Die Grünen Prowil blicken auf ein ereignisreiches Jahr 2018 zurück. Ein Höhepunkt war das Parlamentspräsidium von Luc Kauf und die damit verbundene Einladung nach Bundesbern durch Regula Rytz, Nationalrätin und Präsidentin der Grünen Schweiz. An der Hauptversammlung vom im Hof zu Wil wurden Sabrina Albin und Rita Scheiwiller als neue Vorstandsmitglieder gewählt. Präsidentin Eva Noger kündigte an, dass sich der erweiterte Parteivorstand im Jahr 2019 neben dem alltäglichen Politgeschäft auch der Erarbeitung einer Strategie zur Erneuerung der Strukturen widmen wird.

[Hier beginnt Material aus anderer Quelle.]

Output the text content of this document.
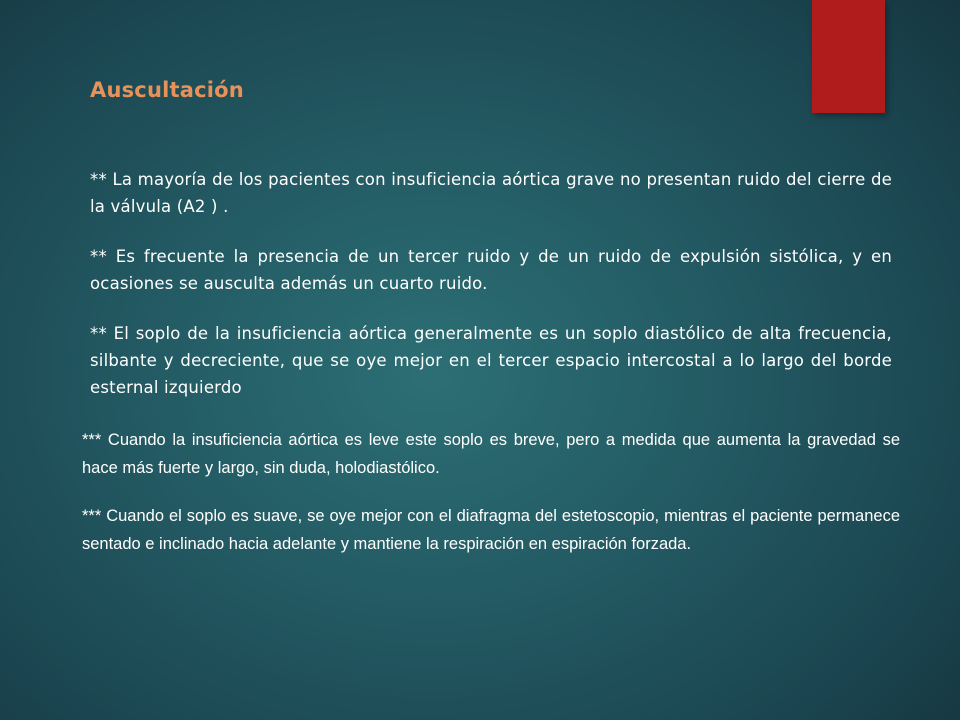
Auscultación

** La mayoría de los pacientes con insuficiencia aórtica grave no presentan ruido del cierre de la válvula (A2 ) .

** Es frecuente la presencia de un tercer ruido y de un ruido de expulsión sistólica, y en ocasiones se ausculta además un cuarto ruido.

** El soplo de la insuficiencia aórtica generalmente es un soplo diastólico de alta frecuencia, silbante y decreciente, que se oye mejor en el tercer espacio intercostal a lo largo del borde esternal izquierdo

*** Cuando la insuficiencia aórtica es leve este soplo es breve, pero a medida que aumenta la gravedad se hace más fuerte y largo, sin duda, holodiastólico.

*** Cuando el soplo es suave, se oye mejor con el diafragma del estetoscopio, mientras el paciente permanece sentado e inclinado hacia adelante y mantiene la respiración en espiración forzada.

Im Anschluss an die Hauptversammlung referierte Christoph Schär, ETH-Professor aus Wil, zum Thema «Der Klimawandel – lange vorhergesagt und seit kurzem offensichtlich». Passend zum Slogan «Klimawahl», mit dem die Grünen zu den eidgenössischen Wahlen im Herbst antreten, berichtete Schär über 100 Jahre Forschung zum Treibhauseffekt. Die Vorhersagen früherer Forschungsarbeiten werden durch die Fakten von heute bestätigt und seien in der Wissenschaft unbestritten, liess der Referent verlauten. Die weltweite Klimaerwärmung sei bereits seit drei Jahrzehnten nachweisbar. Wird die aktuelle Entwicklung fortgeschrieben, würde die Erderwärmung im Jahr 2100 durchschnittlich 4 Grad betragen, was katastrophale Auswirkungen für Mensch und Natur rund um den Globus hätte: Die Häufigkeit und Intensität von Starkniederschlägen, Hitzewellen und dergleichen würde gegenüber heute um ein Vielfaches zunehmen. Viele Regionen der Welt würden unbewohnbar. Der Klimawandel ist irreversibel; er lässt sich nur eindämmen. Jährlich werden weltweit aktuell 37 Milliarden Tonnen CO2 ausgestossen. Zwei Drittel davon bleiben 200 bis 300 Jahre in der Atmosphäre. Deshalb ist sofortiges Handeln angesagt. Die jetzige CO2-Abgabe in der Schweiz betrifft gerade mal 15% der Emissionen. Man erachte eine Ausweitung der CO2-Abgabe als dringend geboten, damit sich Massnahmen zur Reduktion des CO2-Ausstosses schon kurzfristig finanziell lohnen. Auf lange Sicht werden sich Investitionen zur Vermeidung von Treibhausgasemissionen ohnehin auszahlen, denn die Eindämmung der Folgen des Klimawandels sei um ein Vielfaches teurer.